Sie haben die Verantwortung für die Dezernate ausschließlich auf sich und den Ersten Kreisbeigeordneten Karl-Friedrich Frese verteilt. Es gibt keine ehrenamtlich geleiteten Dezernate mehr, wie es sie vorher unter den Dezernenten Fritz Schäfer und Hannelore Behle gegeben hat. Haben Sie mit der Neuordnung den Unmut von Frau Behle und Herrn Schäfer auf sich gezogen?

Ich bin guter Dinge, dass ich das gegenüber den beiden genannten früheren Dezernenten gut kommuniziert habe. Beide sind auch nach wie vor in vielen Handlungsfeldern des Landkreises unterwegs und vertreten auch den Kreisausschuss. Ich arbeite mit beiden weiterhin kollegial zusammen. Die Zuordnung der Dezernate mit ehrenamtlichen Entscheidungsträgern entstammt ja eher noch der Denkschule, dass wir klassische Koalitionen und Oppositionen kennen und nicht die kollegiale Zusammenarbeit im Blick haben.

Ihr Amtsvorgänger Reinhard Kubat pflegte innerhalb und außerhalb der Verwaltung eine lockere „Duz“-Kultur. Ticken Sie ähnlich – und wie wichtig ist Ihnen der direkte Kontakt zu den Bürgerinnen und Bürgern im Kreis?

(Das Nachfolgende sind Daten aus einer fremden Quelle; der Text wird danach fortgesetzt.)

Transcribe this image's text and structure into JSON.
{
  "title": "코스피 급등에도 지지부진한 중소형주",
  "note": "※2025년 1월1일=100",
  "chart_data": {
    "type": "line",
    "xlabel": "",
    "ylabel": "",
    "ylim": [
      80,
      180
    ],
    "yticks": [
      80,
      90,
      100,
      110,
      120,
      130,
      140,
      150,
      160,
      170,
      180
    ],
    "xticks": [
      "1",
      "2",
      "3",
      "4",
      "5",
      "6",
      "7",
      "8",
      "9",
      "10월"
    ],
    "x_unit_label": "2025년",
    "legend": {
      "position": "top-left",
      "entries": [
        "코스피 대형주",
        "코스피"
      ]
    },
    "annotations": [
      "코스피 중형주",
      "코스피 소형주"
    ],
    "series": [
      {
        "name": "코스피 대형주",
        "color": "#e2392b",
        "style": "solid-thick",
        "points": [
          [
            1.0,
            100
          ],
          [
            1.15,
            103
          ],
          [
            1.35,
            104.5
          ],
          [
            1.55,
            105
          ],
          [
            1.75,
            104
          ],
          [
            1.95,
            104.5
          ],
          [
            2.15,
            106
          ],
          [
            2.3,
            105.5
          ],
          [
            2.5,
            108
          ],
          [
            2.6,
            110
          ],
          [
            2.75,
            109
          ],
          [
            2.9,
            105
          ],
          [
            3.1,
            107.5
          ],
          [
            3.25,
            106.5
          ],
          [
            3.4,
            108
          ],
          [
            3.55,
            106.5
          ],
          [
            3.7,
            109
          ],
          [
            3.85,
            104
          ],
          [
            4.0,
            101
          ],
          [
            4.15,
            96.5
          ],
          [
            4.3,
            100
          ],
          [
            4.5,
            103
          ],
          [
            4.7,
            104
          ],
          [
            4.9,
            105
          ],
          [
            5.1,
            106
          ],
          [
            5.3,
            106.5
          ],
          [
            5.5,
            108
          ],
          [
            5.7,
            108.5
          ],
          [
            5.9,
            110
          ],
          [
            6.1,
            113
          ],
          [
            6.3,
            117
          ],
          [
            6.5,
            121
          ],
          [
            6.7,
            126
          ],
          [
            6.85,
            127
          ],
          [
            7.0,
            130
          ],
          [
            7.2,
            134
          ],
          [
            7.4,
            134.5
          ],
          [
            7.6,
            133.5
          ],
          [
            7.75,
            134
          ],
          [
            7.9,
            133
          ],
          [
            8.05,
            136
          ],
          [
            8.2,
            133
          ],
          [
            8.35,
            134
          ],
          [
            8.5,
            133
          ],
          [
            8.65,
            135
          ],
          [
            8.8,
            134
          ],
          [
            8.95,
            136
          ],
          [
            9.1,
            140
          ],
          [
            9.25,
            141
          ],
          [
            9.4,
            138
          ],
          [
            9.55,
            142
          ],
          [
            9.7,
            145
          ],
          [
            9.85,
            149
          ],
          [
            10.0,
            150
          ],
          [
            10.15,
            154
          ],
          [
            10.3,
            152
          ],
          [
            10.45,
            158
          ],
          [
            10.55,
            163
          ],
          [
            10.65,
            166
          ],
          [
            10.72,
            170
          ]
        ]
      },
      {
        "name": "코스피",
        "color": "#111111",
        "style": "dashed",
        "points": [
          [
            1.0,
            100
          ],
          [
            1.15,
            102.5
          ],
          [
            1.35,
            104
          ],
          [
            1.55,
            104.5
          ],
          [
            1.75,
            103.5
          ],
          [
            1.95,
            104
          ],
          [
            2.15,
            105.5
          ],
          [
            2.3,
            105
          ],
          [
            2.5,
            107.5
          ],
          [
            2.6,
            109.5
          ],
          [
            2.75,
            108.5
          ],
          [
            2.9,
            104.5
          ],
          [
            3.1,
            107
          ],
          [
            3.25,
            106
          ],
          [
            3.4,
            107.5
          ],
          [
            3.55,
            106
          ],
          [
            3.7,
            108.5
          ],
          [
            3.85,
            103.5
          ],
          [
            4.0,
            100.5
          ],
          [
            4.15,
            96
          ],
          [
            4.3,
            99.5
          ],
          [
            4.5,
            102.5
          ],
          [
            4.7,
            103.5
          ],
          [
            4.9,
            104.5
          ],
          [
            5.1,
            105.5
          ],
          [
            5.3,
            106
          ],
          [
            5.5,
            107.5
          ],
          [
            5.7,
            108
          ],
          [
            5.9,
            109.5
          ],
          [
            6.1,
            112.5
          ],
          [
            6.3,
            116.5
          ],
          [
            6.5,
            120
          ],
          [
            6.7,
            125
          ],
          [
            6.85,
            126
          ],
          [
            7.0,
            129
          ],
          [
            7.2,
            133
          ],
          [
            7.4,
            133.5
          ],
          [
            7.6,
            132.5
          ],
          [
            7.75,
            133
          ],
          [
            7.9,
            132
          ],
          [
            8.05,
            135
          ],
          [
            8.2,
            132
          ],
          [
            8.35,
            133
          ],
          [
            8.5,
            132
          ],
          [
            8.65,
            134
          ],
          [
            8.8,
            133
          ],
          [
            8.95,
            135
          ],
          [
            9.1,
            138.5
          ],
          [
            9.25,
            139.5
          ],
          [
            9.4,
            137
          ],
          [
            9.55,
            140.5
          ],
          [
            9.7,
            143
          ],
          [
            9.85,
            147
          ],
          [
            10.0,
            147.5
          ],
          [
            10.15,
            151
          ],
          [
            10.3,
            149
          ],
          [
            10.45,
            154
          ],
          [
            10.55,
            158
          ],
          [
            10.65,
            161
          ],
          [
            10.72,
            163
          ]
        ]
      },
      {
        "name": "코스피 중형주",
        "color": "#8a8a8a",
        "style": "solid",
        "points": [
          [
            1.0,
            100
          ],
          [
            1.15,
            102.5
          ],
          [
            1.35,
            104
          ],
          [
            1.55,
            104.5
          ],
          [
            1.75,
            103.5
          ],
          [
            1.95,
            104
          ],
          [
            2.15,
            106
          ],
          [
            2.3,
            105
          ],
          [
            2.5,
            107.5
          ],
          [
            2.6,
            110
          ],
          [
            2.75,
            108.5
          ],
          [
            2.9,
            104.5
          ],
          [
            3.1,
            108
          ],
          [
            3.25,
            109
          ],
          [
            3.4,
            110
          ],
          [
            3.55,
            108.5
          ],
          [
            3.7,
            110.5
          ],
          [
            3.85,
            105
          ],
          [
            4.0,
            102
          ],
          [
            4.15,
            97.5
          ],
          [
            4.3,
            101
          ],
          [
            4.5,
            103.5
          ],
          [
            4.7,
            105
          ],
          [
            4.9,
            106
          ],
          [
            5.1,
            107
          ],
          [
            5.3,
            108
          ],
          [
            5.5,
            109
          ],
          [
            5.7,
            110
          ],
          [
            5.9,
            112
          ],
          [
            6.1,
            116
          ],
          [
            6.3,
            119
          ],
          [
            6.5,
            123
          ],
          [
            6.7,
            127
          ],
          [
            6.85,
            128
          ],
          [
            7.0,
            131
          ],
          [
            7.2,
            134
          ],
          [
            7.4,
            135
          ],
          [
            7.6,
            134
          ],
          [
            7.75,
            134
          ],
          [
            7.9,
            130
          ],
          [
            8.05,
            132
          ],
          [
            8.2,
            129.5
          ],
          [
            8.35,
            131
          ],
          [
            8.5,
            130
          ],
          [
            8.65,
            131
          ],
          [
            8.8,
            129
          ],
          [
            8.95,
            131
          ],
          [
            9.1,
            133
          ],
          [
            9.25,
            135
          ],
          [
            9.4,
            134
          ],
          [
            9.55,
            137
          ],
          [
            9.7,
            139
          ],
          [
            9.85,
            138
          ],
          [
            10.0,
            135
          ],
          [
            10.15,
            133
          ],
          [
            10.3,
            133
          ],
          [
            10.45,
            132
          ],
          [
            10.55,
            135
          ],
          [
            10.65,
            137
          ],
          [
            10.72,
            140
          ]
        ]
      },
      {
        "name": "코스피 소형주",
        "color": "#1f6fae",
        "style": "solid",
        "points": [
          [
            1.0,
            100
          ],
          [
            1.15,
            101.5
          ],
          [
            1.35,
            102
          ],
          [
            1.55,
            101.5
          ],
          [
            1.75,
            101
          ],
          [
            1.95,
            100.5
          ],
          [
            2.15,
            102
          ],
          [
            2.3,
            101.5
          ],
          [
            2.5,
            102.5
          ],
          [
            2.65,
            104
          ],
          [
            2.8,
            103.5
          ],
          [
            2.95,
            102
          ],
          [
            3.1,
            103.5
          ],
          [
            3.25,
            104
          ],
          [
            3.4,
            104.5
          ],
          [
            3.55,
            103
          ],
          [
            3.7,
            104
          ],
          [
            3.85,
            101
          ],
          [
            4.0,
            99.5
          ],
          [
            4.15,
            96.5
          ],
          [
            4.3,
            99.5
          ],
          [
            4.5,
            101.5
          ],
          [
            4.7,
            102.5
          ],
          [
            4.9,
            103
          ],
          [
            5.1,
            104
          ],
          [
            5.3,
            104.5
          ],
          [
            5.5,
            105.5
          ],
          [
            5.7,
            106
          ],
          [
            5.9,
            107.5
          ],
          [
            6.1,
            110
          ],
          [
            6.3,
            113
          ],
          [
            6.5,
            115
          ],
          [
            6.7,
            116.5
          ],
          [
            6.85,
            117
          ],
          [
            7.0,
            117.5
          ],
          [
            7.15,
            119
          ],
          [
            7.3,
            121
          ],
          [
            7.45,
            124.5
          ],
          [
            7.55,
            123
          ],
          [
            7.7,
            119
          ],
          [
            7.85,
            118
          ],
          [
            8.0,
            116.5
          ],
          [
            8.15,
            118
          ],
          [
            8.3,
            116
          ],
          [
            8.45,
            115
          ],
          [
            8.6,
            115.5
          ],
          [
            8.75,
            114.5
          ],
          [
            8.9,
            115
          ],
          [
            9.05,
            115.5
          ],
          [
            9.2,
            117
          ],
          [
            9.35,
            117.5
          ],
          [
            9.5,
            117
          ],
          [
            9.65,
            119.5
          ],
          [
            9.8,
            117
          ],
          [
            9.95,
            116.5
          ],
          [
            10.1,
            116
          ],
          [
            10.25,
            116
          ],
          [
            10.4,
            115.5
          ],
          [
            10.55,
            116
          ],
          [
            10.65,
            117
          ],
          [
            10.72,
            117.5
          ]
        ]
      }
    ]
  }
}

Ich bin von der Herkunft her – und so ticke ich auch ein Stück weit – wertkonservativ. Ich bin deshalb nicht gleich beim ersten Kontakt beim Du. Das heißt aber nicht, dass ich ohne Wertschätzung auf Menschen zugehe. Wenn ich zurückdenke, ist es tatsächlich so, dass ich mit Personen, die mir nahe stehen und mit denen ich eine intensive Beziehung entwickelt habe, lange Zeit das ‚Sie‘ hatte. Der Plan ist natürlich, auf Menschen zuzugehen – das passiert auch, ich bin viel im Landkreis unterwegs und werde das auch weiter sein. Es ist aber auch wichtig, authentisch zu bleiben – und das bin ich, wenn ich zurückhaltend mit dem Du bin, dafür aber trotzdem kommunikativ.